Dans le programme du GERB, l’accord avec la Turquie sur les migrants est prioritaire. Le texte souligne que l’UE ne devrait pas consacrer tous ses efforts uniquement à la prévention de la pression migratoire en provenance de la Turquie vers les îles grecques. Le parti insiste pour que toutes les frontières terrestres de la Turquie avec les Etats membres de l’UE, c’est-à-dire la Bulgarie et la Grèce, ainsi que les frontières maritimes entre la Turquie et l’UE, fassent partie intégrante de tous les accords avec Ankara. La Turquie devrait également respecter ses engagements concernant le renvoi et la réadmission de migrants. Le régime des visas turcs pour les ressortissants des pays du Moyen-Orient et de l’Afrique devrait être plus strict et restrictif. Le parti souligne également la nécessité de la mise en œuvre de l’accord avec l’Afghanistan sur la réadmission de migrants afghans.
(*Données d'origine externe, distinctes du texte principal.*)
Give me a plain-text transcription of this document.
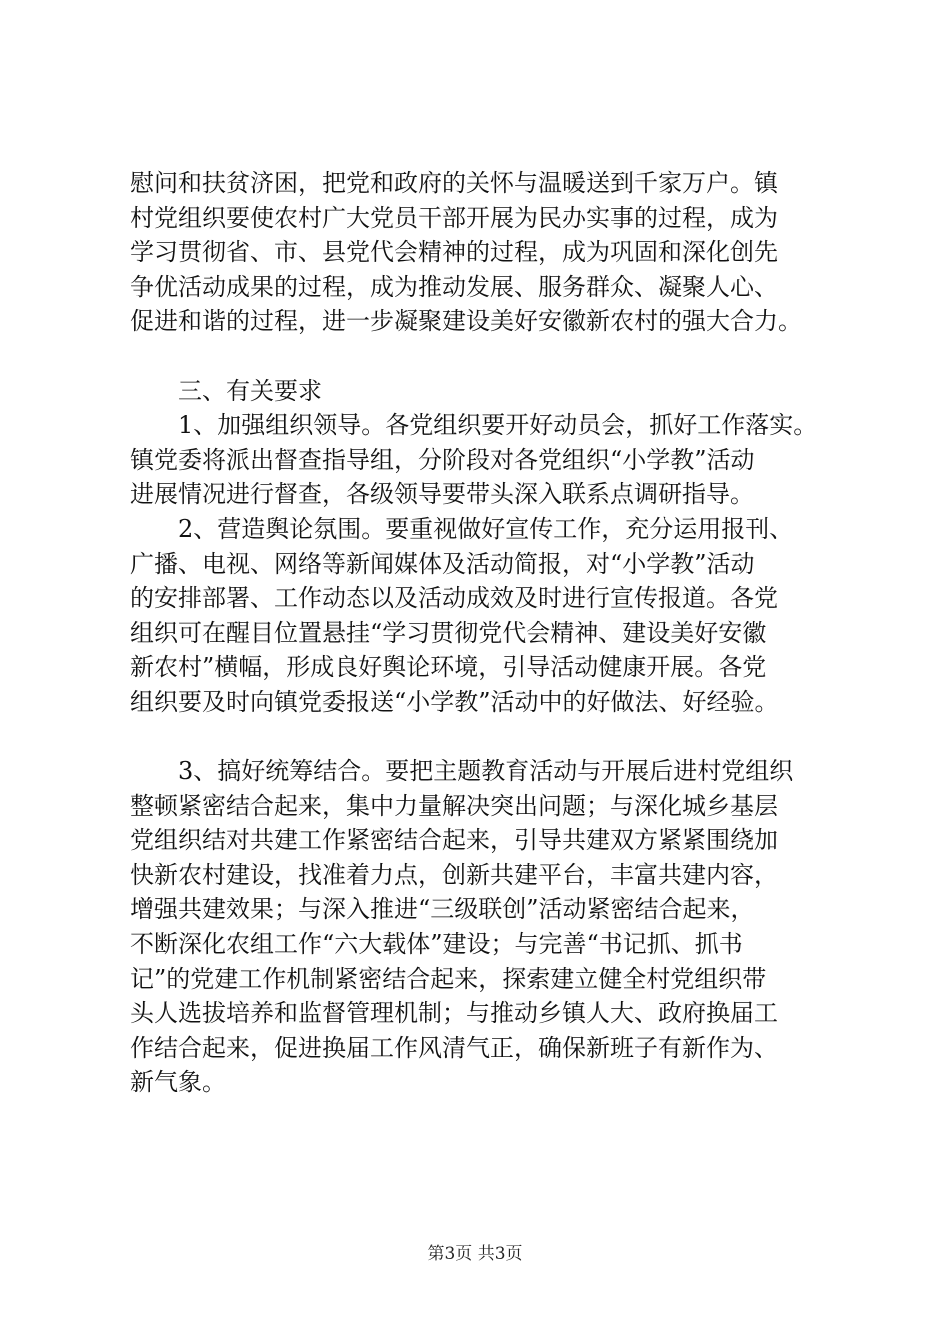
慰问和扶贫济困，把党和政府的关怀与温暖送到千家万户。镇
村党组织要使农村广大党员干部开展为民办实事的过程，成为
学习贯彻省、市、县党代会精神的过程，成为巩固和深化创先
争优活动成果的过程，成为推动发展、服务群众、凝聚人心、
促进和谐的过程，进一步凝聚建设美好安徽新农村的强大合力。
三、有关要求
1、加强组织领导。各党组织要开好动员会，抓好工作落实。
镇党委将派出督查指导组，分阶段对各党组织“小学教”活动
进展情况进行督查，各级领导要带头深入联系点调研指导。
2、营造舆论氛围。要重视做好宣传工作，充分运用报刊、
广播、电视、网络等新闻媒体及活动简报，对“小学教”活动
的安排部署、工作动态以及活动成效及时进行宣传报道。各党
组织可在醒目位置悬挂“学习贯彻党代会精神、建设美好安徽
新农村”横幅，形成良好舆论环境，引导活动健康开展。各党
组织要及时向镇党委报送“小学教”活动中的好做法、好经验。
3、搞好统筹结合。要把主题教育活动与开展后进村党组织
整顿紧密结合起来，集中力量解决突出问题；与深化城乡基层
党组织结对共建工作紧密结合起来，引导共建双方紧紧围绕加
快新农村建设，找准着力点，创新共建平台，丰富共建内容，
增强共建效果；与深入推进“三级联创”活动紧密结合起来，
不断深化农组工作“六大载体”建设；与完善“书记抓、抓书
记”的党建工作机制紧密结合起来，探索建立健全村党组织带
头人选拔培养和监督管理机制；与推动乡镇人大、政府换届工
作结合起来，促进换届工作风清气正，确保新班子有新作为、
新气象。
第3页 共3页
Quant au règlement de Dublin, il devrait être « l’objet d’une réforme plus radicale » afin que le poids du traitement des demandes de protection internationale ne soit pas assumé par les seuls Etats membres ayant une frontière extérieure de l’UE.

Le but principal des socialistes dans le domaine migratoire est l’achèvement de la clôture à la frontière avec la Turquie ainsi que le renvoi de migrants qui ne fuient pas des zones de conflits. Le PSB revendique l’abrogation de l’ordonnance du Conseil des ministres d’aout 2016 relative à l’intégration des ressortissants étrangers bénéficiant d’un droit d’asile ou d’une protection internationale [Ndr : le Conseil des ministres a déjà annoncé qu’il prévoyait d’amender ce texte, voir notre revue du 9 mars]. La révision du règlement de Dublin figure également dans son programme.

Le Bloc réformateur revendique le « déploiement de forces de sécurité européennes à la frontière sud de la Bulgarie ainsi qu’à toutes les frontières de l’UE ». Sont prévues également des opérations conjointes avec le corps européen de garde-frontières et de garde-côtes afin de renvoyer les migrants sans statut humanitaire vers leurs pays de provenance. Le programme du Bloc prévoit également l’hébergement temporaire des migrants auxquels le statut de réfugiés a été refusé dans des centres de type fermé à la frontière avec la Turquie jusqu’à l’établissement de zones sécurisées en Syrie.

Volonté, la formation de l’homme d’affaires Vesselin Marechki, prévoit l’achèvement de la clôture. Le parti soutient l’établissement de zones sécurisées et de centres d’accueil au Moyen-Orient et en Afrique du Nord.

Le MDL soutient la limitation de l’immigration clandestine, sans entrer dans les détails sur la façon d’atteindre cet objectif. Le parti se focalise plutôt sur « la lutte contre le nationalisme extrême et le langage de haine ». (Dnevnik, Capital Daily)

La géopolitique

Ognian Mintchev : la crise politique en ARYM menace l’équilibre régional et les perspectives européennes de l’ensemble des Balkans occidentaux

Une publication du politologue Ognian Mintchev sur son blog, reprise par 24 Tchassa et Capital Daily, traite de la crise en ARYM, une véritable « boîte de Pandore » prête à s’ouvrir dans le voisinage immédiat de la Bulgarie.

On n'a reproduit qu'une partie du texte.